Microsoft in May announced the new AI-powered personal computers, which will use the company's software under the Copilot Plus brand.
The idea is to allow users to access AI capabilities on their devices without relying on the cloud, which requires more energy, takes more time, and makes the AI experience clunkier.
The PCs feature a neural processing unit (NPU) chip that helps deliver crisper photo editing, live transcription, translation, and Recall –- a capability for the computer to keep track of everything being done on the device.
However, Microsoft removed Recall last minute over privacy concerns and said it would only make it available as a test feature.
For now, the devices built by hardware makers like HP and ASUS run exclusively on a new line of processors called SnapDragon X Elite and Plus, built by the California-based chip giant Qualcomm.
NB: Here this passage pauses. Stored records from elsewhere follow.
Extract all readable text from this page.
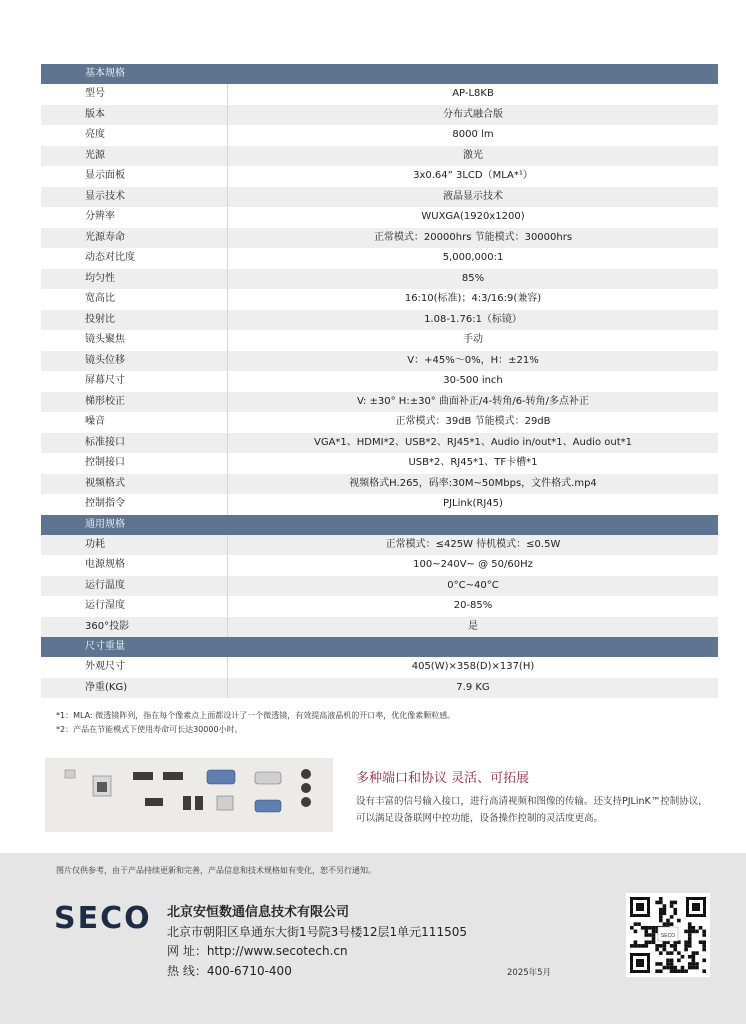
基本规格
型号	AP-L8KB
版本	分布式融合版
亮度	8000 lm
光源	激光
显示面板	3x0.64” 3LCD（MLA*¹）
显示技术	液晶显示技术
分辨率	WUXGA(1920x1200)
光源寿命	正常模式：20000hrs 节能模式：30000hrs
动态对比度	5,000,000:1
均匀性	85%
宽高比	16:10(标准)；4:3/16:9(兼容)
投射比	1.08-1.76:1（标镜）
镜头聚焦	手动
镜头位移	V：+45%～0%，H：±21%
屏幕尺寸	30-500 inch
梯形校正	V: ±30° H:±30° 曲面补正/4-转角/6-转角/多点补正
噪音	正常模式：39dB 节能模式：29dB
标准接口	VGA*1、HDMI*2、USB*2、RJ45*1、Audio in/out*1、Audio out*1
控制接口	USB*2、RJ45*1、TF卡槽*1
视频格式	视频格式H.265，码率:30M~50Mbps，文件格式.mp4
控制指令	PJLink(RJ45)
通用规格
功耗	正常模式：≤425W 待机模式：≤0.5W
电源规格	100~240V~ @ 50/60Hz
运行温度	0°C~40°C
运行湿度	20-85%
360°投影	是
尺寸重量
外观尺寸	405(W)×358(D)×137(H)
净重(KG)	7.9 KG
*1：MLA: 微透镜阵列，指在每个像素点上面都设计了一个微透镜，有效提高液晶机的开口率，优化像素颗粒感。
*2：产品在节能模式下使用寿命可长达30000小时。
多种端口和协议 灵活、可拓展
设有丰富的信号输入接口，进行高清视频和图像的传输。还支持PJLinK™控制协议，可以满足设备联网中控功能，设备操作控制的灵活度更高。
图片仅供参考，由于产品持续更新和完善，产品信息和技术规格如有变化，恕不另行通知。
SECO 北京安恒数通信息技术有限公司
北京市朝阳区阜通东大街1号院3号楼12层1单元111505
网 址：http://www.secotech.cn
热 线：400-6710-400	2025年5月
SECO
"We are redefining what a laptop actually does for the end user," Qualcomm's senior vice president Durga Malladi told AFP at the Collision tech conference in Toronto.
"We believe this is the rebirth of the PC."
At the May launch, Microsoft predicted over 50 million such "AI PCs" would be sold in 12 months, given the appetite for ChatGPT's powers.
Best Buy, the US retail giant, said it had trained tens of thousands of staff to sell and maintain the new line of PCs.
Some industry experts are more hesitant, predicting the actual benefit of upgrading to an AI laptop isn't compelling enough yet and will need more time.
"AI's evolutionary features aren't revolutionary enough to disrupt traditional buying patterns," said analysts from Forrester.
"For most information workers, there aren't enough game-changing applications for day-to-day work to drive rapid AI PC adoption."
Microsoft has aggressively pushed out generative AI products since ChatGPT's release in late 2022, with new AI features available across products including Teams, Outlook and Windows.
Feeling the pressure, Google quickly followed suit while Apple entered the game earlier this month, announcing its own on-device AI capabilities rolling out to premium iPhones in the coming months and year.
The latest MacBooks and iPads already have the capability to run high-performing AI features, but Apple has been slower to highlight those powers.
"I guess we missed the boat to name it an AI PC," Craig Federighi, Apple's senior vice president of Software Engineering, joked recently about the latest generation of MacBook.